SÜRÜNGEN BEYİN

             

                                  SÜRÜNGEN BEYİN

      İnsanda istemli veya istemsiz tüm davranışlardan sorumlu olan beynin ağırlığı vücudun %2’si kadardır. Buna karşın tüm vücut enerjisinin %20’sini tüketir. Yüzyıllar boyunca insanlar hayatta kalmak için çok şey öğrendi. Hatta bu öğrendikleri genlerine işledi. Böylece, ilkel beyin ya da diğer adıyla sürüngen beyin pek çok temel faaliyeti insanlar için refleksler düzeyinde otomatik olarak yürütür hale geldi. (Morin, 2011; Lieberman, 2000; Maclean, 1990)

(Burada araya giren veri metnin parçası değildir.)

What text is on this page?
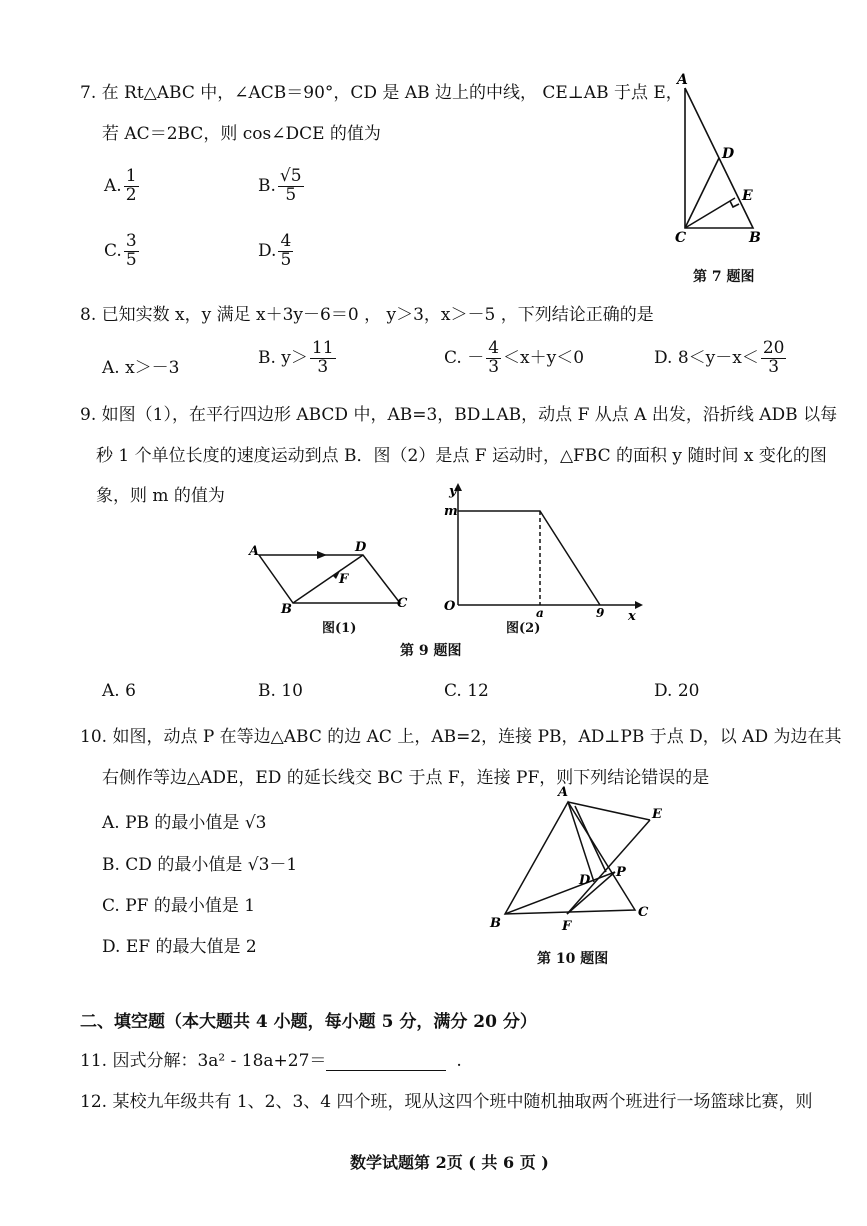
7. 在 Rt△ABC 中，∠ACB＝90°，CD 是 AB 边上的中线， CE⊥AB 于点 E，
若 AC＝2BC，则 cos∠DCE 的值为
A. $\frac{1}{2}$	B. $\frac{√5}{5}$
C. $\frac{3}{5}$	D. $\frac{4}{5}$
A
D
E
C	B
第 7 题图
8. 已知实数 x，y 满足 x＋3y－6＝0 ， y＞3，x＞－5 ，下列结论正确的是
A. x＞－3
B. $y> \frac{11}{3}$	C. － $\frac{4}{3} <x+y<0$	D. $8<y-x< \frac{20}{3}$
9. 如图（1），在平行四边形 ABCD 中，AB=3，BD⊥AB，动点 F 从点 A 出发，沿折线 ADB 以每
秒 1 个单位长度的速度运动到点 B．图（2）是点 F 运动时，△FBC 的面积 y 随时间 x 变化的图
象，则 m 的值为
A	D
F
B	C
图(1)
y
m
O	a	9 x
图(2)
第 9 题图
A. 6	B. 10	C. 12	D. 20
10. 如图，动点 P 在等边△ABC 的边 AC 上，AB=2，连接 PB，AD⊥PB 于点 D，以 AD 为边在其
右侧作等边△ADE，ED 的延长线交 BC 于点 F，连接 PF，则下列结论错误的是
A. PB 的最小值是 √3
B. CD 的最小值是 √3－1
C. PF 的最小值是 1
D. EF 的最大值是 2
A
E
D
P
B	F
C
第 10 题图
二、填空题（本大题共 4 小题，每小题 5 分，满分 20 分）
11. 因式分解：3a² - 18a+27＝	.
12. 某校九年级共有 1、2、3、4 四个班，现从这四个班中随机抽取两个班进行一场篮球比赛，则
数学试题第 2页 ( 共 6 页 )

       Duymamış olmak, duymuş olmak kadar iyi değildir; duymuş olmak, görmüş olmak kadar iyi değildir; görmüş olmak bilmek kadar iyi değildir; bilmek uygulamaya koymak kadar iyi değildir. Bu sözün ilk kaynağı Konfüçyüsçü filozof olan Xun Kuang ‘ın felsefesi yazılarının yer aldığı “The Complete Text” adıyla basılan eserde sözün anlamı detaylandırılmıştır. Sonradan Amerika’nın kurucu babalarından ve bilim insanı, yazar politikacı mucit devlet adamı Benjamin Franklin bu sözü şöyle ifade ettiği biliniyor.  Bizler eğitimde bu sözü şu şöyle kullanırız:  “Duyarsam unuturum, görürsem hatırlarım, yaparsam öğrenirim”   

      İnsan doğası gereği hayatta kalmaya programlanmış bir canlıdır. Vücudumuzdaki sistemleri oluşturan en küçük canlı birimi hücredir. Sinir hücresine nöron denir. Nöronların diğer hücrelerden farkı aktarımı yapmalarıdır. Yani her hücreyle bağlantı kurabilir. Bu yüzden İnsan zekâsını, algısını ve bilincini oluşturan temel yapı nöronlardır. En bilinen örneklerden biri ise esneme. Karşınızda biri şöyle gerile gerile esnediğinde sizde de bir esneme olur. Mutlu bir insanın da, mutsuz bir insanın da enerjisi size geçer. Depremde zarar gören insanların durumları sizin de içinizi acıtır. Bu durumlar, nöronların bilgi aktarımından bize   “ -Onların dilinden konuşuyor muyuz ?“ sorusunu sorduruyor. İnsan beyni 3 kısma ayrılır. Yeni beyin, orta beyin ve sürüngen beyin (eski beyin). Yeni beyin rasyonel düşüncelerle, orta beyin duygu ve altıncı hislerle ilgilenirken, sürüngen beyin son kararı verme görevini üstlenir. Yani bir bakıma sürüngen beyin, beynimizin patronudur.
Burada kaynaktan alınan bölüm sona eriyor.